That said, I’m impressed with how easy MVE+TexRecon were to compile even for an utter newbie, and how well they worked afterwards. Malcolm, if you’ve an interest in the project, I’d love some help troubleshooting how to compile the graphical interface, UMVE, and even with just the command-line tools, I think this would be an excellent addition to the openSUSE repos. That’s based on one test; I could run a couple more but I’m not sure where’d be most convenient to post the object files for inspection.

GEF

On Fri 13 Jul 2018 10:56:03 AM CDT, gfagan wrote:

Okay, figured out how to use TexRecon - I just had an error in a
directory path. Output is rather impressive. With just 11 photos of a
busy scene, I got a very recognizeable model of the main object and
several secondary objects in the scene, and a background object rendered
with holes where shadows were in the original photos. Really pretty
good.

By comparison, openMVG gave me point clouds that weren’t recognizeable
except for basic shapes, and that still might have been enough for
openMVS to work with, but I haven’t succeeded with it yet, though as I
wrote above, hopefully I’ll have time to troubleshoot it Sunday.
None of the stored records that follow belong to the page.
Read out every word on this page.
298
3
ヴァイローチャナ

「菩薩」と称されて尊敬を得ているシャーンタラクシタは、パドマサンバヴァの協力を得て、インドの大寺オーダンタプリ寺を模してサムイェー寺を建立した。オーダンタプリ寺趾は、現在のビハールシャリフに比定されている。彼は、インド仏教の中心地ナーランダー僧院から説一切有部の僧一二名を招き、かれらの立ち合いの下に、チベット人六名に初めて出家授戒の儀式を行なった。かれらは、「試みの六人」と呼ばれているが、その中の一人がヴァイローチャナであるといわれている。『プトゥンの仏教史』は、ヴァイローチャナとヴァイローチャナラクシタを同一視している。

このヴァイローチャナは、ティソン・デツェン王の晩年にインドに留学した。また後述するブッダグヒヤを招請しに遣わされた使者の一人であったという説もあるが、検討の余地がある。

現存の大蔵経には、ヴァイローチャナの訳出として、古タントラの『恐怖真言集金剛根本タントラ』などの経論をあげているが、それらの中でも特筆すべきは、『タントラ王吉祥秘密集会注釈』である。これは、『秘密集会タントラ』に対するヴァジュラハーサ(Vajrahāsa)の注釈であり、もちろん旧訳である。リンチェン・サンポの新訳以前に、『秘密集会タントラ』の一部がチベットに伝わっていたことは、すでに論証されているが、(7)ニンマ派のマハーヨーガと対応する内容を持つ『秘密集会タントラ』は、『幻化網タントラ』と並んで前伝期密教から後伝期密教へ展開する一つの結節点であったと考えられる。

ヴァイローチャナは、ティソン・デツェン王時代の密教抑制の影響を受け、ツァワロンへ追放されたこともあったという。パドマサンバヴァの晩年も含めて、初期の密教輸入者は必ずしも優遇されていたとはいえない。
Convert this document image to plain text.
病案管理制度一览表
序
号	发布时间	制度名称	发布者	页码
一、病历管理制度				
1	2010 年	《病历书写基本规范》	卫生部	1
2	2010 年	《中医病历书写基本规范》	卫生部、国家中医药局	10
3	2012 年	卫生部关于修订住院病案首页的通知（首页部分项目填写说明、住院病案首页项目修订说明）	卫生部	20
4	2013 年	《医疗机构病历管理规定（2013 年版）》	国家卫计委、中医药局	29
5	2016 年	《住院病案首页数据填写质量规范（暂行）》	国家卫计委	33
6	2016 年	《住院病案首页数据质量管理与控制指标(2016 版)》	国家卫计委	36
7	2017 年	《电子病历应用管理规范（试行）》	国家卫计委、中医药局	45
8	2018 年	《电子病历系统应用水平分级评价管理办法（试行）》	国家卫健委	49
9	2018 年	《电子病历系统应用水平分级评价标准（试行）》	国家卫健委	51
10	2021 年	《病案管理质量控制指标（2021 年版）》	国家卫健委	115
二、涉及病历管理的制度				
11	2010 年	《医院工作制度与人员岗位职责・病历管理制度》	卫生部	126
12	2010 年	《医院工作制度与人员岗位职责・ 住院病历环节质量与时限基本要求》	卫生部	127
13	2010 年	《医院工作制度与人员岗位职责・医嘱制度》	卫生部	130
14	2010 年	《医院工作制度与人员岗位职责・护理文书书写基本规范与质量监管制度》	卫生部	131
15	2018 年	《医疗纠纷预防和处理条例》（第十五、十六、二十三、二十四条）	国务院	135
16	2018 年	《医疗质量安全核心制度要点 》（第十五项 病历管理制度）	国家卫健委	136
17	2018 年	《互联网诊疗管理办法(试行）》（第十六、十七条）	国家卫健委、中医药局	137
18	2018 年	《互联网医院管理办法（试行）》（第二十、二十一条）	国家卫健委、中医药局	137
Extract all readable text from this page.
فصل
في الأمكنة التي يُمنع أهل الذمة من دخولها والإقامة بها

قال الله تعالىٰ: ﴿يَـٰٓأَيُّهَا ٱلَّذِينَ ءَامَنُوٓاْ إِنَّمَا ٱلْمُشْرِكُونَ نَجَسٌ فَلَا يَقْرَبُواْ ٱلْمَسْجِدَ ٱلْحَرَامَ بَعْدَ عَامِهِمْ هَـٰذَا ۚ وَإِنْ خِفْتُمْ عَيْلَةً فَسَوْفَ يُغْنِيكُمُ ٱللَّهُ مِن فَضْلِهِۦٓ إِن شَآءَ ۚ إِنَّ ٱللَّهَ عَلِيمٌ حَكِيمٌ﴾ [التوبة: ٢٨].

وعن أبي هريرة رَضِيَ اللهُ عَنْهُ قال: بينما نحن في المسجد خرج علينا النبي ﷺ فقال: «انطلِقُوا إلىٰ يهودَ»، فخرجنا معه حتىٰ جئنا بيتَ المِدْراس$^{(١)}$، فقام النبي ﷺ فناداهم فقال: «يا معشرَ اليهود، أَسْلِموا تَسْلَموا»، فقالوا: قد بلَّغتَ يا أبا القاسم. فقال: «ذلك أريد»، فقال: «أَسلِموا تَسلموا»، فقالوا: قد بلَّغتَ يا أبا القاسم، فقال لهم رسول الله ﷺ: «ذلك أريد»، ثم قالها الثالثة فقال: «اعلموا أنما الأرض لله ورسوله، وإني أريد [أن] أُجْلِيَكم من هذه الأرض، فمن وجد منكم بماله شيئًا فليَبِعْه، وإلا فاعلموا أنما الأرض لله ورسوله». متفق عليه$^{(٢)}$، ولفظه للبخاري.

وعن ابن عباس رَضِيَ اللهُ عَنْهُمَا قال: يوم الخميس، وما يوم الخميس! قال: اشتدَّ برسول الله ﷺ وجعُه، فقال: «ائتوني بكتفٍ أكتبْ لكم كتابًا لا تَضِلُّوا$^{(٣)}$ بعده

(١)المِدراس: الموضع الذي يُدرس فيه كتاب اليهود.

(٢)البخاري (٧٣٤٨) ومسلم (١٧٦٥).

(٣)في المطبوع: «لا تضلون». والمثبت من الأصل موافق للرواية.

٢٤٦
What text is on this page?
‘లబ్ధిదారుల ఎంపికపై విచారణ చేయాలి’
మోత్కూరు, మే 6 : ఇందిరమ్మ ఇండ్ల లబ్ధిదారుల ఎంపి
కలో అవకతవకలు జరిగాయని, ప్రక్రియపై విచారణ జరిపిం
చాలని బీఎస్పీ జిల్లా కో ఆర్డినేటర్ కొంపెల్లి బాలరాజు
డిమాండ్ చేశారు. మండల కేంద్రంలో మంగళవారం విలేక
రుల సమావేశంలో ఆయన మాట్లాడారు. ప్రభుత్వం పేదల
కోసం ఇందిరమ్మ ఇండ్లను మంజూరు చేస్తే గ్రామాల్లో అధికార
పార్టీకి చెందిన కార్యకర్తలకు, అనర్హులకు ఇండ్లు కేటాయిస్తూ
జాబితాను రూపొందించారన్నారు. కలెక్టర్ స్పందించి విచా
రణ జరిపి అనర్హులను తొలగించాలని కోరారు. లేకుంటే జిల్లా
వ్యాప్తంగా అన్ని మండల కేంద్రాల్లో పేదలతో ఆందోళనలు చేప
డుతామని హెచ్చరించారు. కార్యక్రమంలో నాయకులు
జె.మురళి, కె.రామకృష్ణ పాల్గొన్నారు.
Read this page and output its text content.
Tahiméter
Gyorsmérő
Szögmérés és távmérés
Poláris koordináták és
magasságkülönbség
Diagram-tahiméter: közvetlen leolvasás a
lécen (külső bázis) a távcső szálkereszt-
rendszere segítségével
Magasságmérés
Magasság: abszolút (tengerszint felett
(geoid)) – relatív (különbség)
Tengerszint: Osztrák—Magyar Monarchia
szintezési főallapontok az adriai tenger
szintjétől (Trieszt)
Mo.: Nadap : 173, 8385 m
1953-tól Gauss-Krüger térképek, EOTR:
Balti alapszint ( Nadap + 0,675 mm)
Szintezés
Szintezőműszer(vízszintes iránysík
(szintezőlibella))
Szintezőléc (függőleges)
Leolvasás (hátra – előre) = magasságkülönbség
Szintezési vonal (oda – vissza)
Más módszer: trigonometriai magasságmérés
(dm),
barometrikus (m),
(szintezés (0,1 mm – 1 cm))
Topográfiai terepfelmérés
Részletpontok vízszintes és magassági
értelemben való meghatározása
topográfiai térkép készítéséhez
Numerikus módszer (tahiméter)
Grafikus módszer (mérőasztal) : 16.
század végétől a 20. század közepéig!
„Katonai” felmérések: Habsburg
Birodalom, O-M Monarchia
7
That said, I’m impressed with how easy MVE+TexRecon were to compile even
for an utter newbie, and how well they worked afterwards. Malcolm, if
you’ve an interest in the project, I’d love some help troubleshooting
how to compile the graphical interface, UMVE, and even with just the
command-line tools, I think this would be an excellent addition to the
openSUSE repos. That’s based on one test; I could run a couple more but
I’m not sure where’d be most convenient to post the object files for
inspection.

GEF

Hi
Will look at these over the weekend for you…

Can you provide links to where you downloaded please :slight_smile:


Cheers Malcolm °¿° SUSE Knowledge Partner (Linux Counter #276890)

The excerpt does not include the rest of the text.